BEIJING – A Chinese Trade Ministry bulletin on Saturday warned that Beijing is set to retaliate if Tokyo decides to impose emergency curbs on soaring imports from China of stone leeks, shiitake mushrooms and rushes used in tatami mats.
“China is likely to retaliate by taking appropriate measures,” reported International Business, a publication under the Foreign Trade and International Cooperation Ministry.
The report sharply contradicts Beijing’s earlier stated position that it wants to avoid politicizing the trade issue between the two nations and instead resolve the issue through dialogue.

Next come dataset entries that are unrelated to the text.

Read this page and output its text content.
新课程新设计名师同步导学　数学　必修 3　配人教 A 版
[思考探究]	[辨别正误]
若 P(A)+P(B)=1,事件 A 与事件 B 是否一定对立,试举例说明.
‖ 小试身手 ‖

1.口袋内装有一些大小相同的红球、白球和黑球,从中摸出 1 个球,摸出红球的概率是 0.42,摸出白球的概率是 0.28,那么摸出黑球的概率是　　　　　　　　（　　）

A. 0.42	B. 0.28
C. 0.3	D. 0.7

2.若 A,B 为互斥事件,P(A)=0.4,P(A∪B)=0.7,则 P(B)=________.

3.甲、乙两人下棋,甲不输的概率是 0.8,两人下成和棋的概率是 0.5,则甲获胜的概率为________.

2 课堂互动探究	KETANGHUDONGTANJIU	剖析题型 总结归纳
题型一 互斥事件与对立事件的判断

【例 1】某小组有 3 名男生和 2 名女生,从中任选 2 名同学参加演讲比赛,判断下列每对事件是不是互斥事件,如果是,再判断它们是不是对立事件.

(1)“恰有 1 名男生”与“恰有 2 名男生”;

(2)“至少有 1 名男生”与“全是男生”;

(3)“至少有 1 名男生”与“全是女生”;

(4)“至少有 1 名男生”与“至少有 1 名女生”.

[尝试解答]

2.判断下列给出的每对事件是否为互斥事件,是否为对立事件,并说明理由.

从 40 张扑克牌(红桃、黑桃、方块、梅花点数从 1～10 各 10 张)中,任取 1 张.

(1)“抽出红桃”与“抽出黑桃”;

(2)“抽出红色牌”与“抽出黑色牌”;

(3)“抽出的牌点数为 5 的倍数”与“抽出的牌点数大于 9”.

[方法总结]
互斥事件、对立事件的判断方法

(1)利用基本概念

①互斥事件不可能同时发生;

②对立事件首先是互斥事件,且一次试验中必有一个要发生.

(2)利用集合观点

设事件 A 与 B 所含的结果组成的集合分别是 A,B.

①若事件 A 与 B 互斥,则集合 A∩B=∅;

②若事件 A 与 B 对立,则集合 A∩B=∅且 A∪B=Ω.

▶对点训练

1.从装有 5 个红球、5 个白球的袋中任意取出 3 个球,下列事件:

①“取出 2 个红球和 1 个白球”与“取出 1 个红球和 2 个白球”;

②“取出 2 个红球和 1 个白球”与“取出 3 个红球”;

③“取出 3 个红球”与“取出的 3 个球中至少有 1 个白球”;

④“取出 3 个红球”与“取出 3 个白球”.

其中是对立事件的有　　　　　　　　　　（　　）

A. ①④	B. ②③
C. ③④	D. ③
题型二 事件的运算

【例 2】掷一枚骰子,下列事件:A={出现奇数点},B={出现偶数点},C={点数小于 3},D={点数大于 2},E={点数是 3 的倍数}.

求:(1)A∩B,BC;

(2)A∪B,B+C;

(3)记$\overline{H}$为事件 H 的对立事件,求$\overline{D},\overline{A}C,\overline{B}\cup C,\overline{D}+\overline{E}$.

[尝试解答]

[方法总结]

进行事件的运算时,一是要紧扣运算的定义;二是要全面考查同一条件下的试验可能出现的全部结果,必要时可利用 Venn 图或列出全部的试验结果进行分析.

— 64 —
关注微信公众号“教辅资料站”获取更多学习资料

On Friday, Vice Foreign Minister Wang Yi said, “We hope that the issue would be resolved without affecting the smooth progress of bilateral relations.”
China has refused Japan’s compromise request for voluntary export curbs on the three farm products.
Earlier Friday in Tokyo, Agriculture Minister Yoshio Yatsu, Finance Minister Kiichi Miyazawa and Trade Minister Takeo Hiranuma reached a basic agreement to impose the temporary emergency curb under a safeguard mechanism of the World Trade Organization.
A final decision on the restrictions will be made this week when the three ministers meet with Foreign Minister Yohei Kono.
If imposed, the curb — while temporary — will be the first measure taken by Japan under the WTO mechanism, which is designed to slow imports to allow a specific industry to adjust to heightened competition from foreign suppliers.
Under the planned restrictions, Tokyo will raise tariffs to compensate for the difference between domestic wholesale prices and import prices for a maximum of 200 days. The duties could take effect in mid-April.
Japan’s vegetable imports have soared in recent years. In 2000, imports of fresh vegetables jumped 50 percent from 1996 levels. Of these, imports of stone leeks increased roughly 24-fold, while those of shiitake and rush products soared 70 percent and 80 percent.